En nuestro país, el ejército ejecuta tres disposiciones emanadas por el Sr. Presidente de la República y Comandante General de la Fuerza Armada, siendo éstas; apoyar a la Policía Nacional Civil en la lucha contra la delincuencia, para mantener la paz social y la seguridad ciudadana, controlar eficazmente el orden en los centros penitenciarios, y la lucha frontal contra el crimen organizado y el tráfico ilícito en los puntos fronterizos. Todo ello según el Decreto Ejecutivo No. 70, de fecha 30 de octubre de 2009.






La institución militar, también está apoyando a la población civil, coadyuvando con las diferentes instituciones de gobierno, en campañas médicas, de mitigación de riesgos, evacuación y rescate de víctimas de desastres y calamidades públicas.
Son más de 187 años de existencia institucional del Ejército Salvadoreño, que ha realizado una destacada labor a lo largo de toda su existencia, cumpliendo con la misión constitucional de salvaguardar la soberanía nacional, defender el territorio y proteger los sagrados intereses del pueblo salvadoreño.

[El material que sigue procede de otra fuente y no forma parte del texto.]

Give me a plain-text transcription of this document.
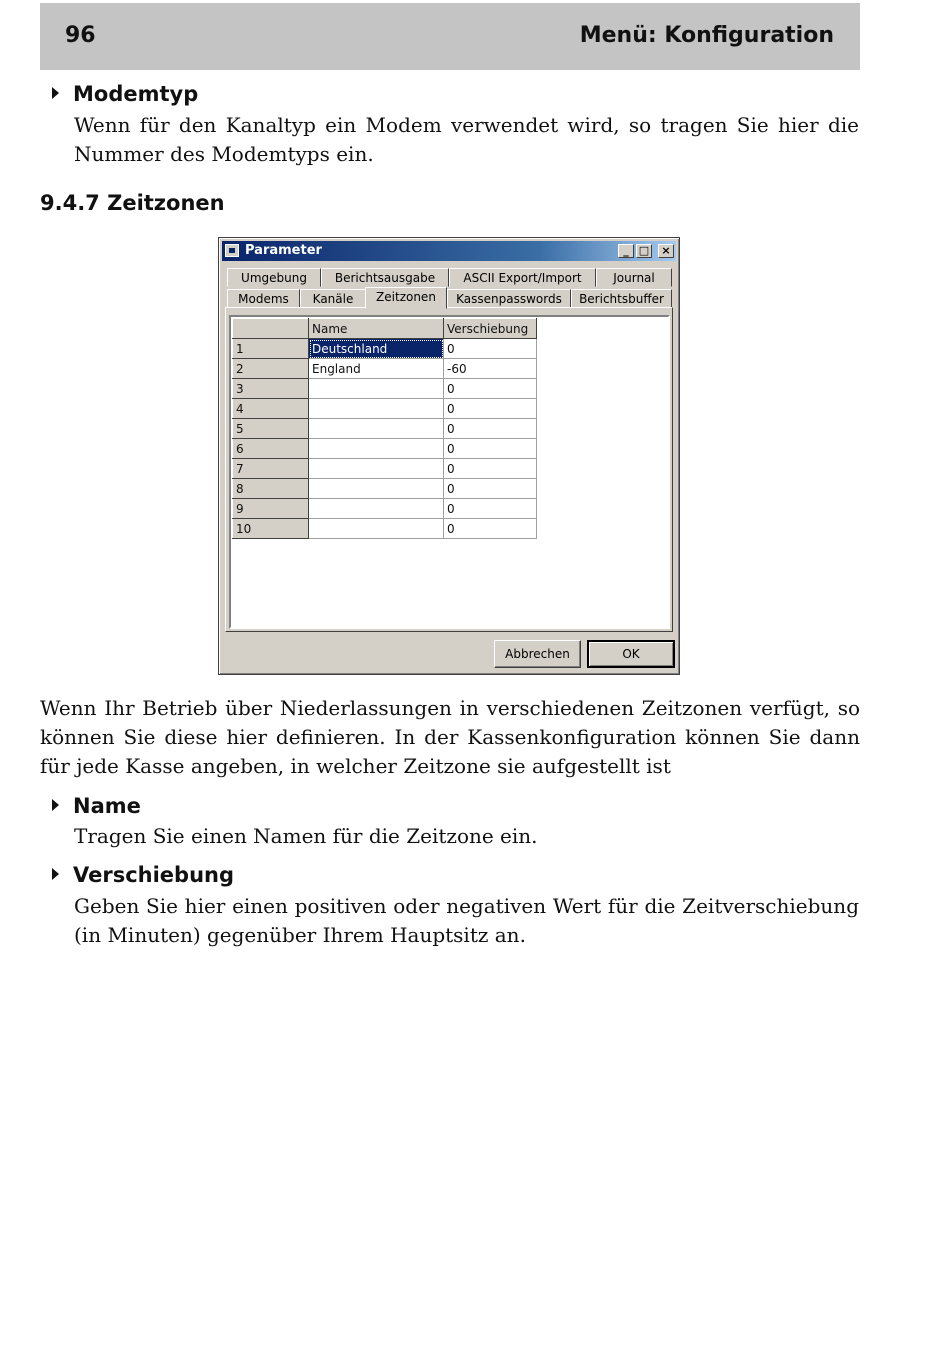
96	Menü: Konfiguration
Modemtyp
Wenn für den Kanaltyp ein Modem verwendet wird, so tragen Sie hier die Nummer des Modemtyps ein.
9.4.7 Zeitzonen
Parameter	_ □	×
Umgebung	Berichtsausgabe	ASCII Export/Import	Journal
Modems	Kanäle	Zeitzonen	Kassenpasswords	Berichtsbuffer
	Name	Verschiebung
1	Deutschland	0
2	England	-60
3		0
4		0
5		0
6		0
7		0
8		0
9		0
10		0
Abbrechen	OK
Wenn Ihr Betrieb über Niederlassungen in verschiedenen Zeitzonen verfügt, so können Sie diese hier definieren. In der Kassenkonfiguration können Sie dann für jede Kasse angeben, in welcher Zeitzone sie aufgestellt ist
Name
Tragen Sie einen Namen für die Zeitzone ein.
Verschiebung
Geben Sie hier einen positiven oder negativen Wert für die Zeitverschiebung (in Minuten) gegenüber Ihrem Hauptsitz an.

Por lo tanto, es un imperativo de justicia, que en las efemérides patrias se señale una ocasión de especial dimensión, para rendir tributo de admiración, de afecto y respeto a quienes, como miembros del Ejército, de ayer, de hoy y de siempre han dedicado sus vidas al servicio de la Patria y de sus conciudadanos.
Como digno reconocimiento a su ardua labor, el Ejército Nacional, “RAMA PERMANENTE DE LA FUERZA ARMADA”, que constituye un gran escalón de encuadramiento, preparación y empleo,…según el Titulo IV, Capitulo I, Art.42. de la Ley Orgánica de la Fuerza Armada de fecha 9 DE JULIO DE 1998, se declara solemnemente esta fecha como el “DIA DEL EJERCITO”.

“LOOR A LOS HEROES QUE NOS LEGARON UNA INSTITUCION PROFESIONAL, APOLITICA Y NO DELIBERANTE, AL SERVICIO DE LA NACIÓN”


Bibliografía:
1- Publicado en “La Gaceta de El Salvador”, No. 87, Tomo VI, 27 de febrero de 1858.
2- Leistenschneider, María y Freddy. GOBERNANTES DE EL SALVADOR.
3- Pág. 109. HISTORIA DE El Salvador. T. II Francisco J. Monterrey Pág. 241.
4- Diario Oficial del 3 de agosto de 1904.
5- Bustamante Maceo, Gregorio. HISTORIA MILITAR DE EL SALVADOR. 2ª. Edición. Imprenta Nacional. El Salvador. 1951. Pág. 99.
6- Entrevista con Sr. Gral. Div. Humberto Corado Figueroa.
7- El Arma de Infantería, y su impacto en las Operaciones. Cnel. Inf.DEM Winston Samayoa Leiva.
[1] Orígenes de La Fuerza Armada, por Jorge Lardé y Larín.
[2] Revista: “DIÁLOGO”. Vol. 13. No. 3. 2003. Pág. 4-5.

1 comentario:

Jose Flores dijo...

Meciento orguloso de aver pertenecido y averdado mi sangre por la democracia de mi pueblo El Salvador y espero que no sea embano toda la de mis hermanos heroes de toda la historia.
Por el derecho al hombre todo sacrifice viva el Salvador viva el primer Batallon Infantes De Marina.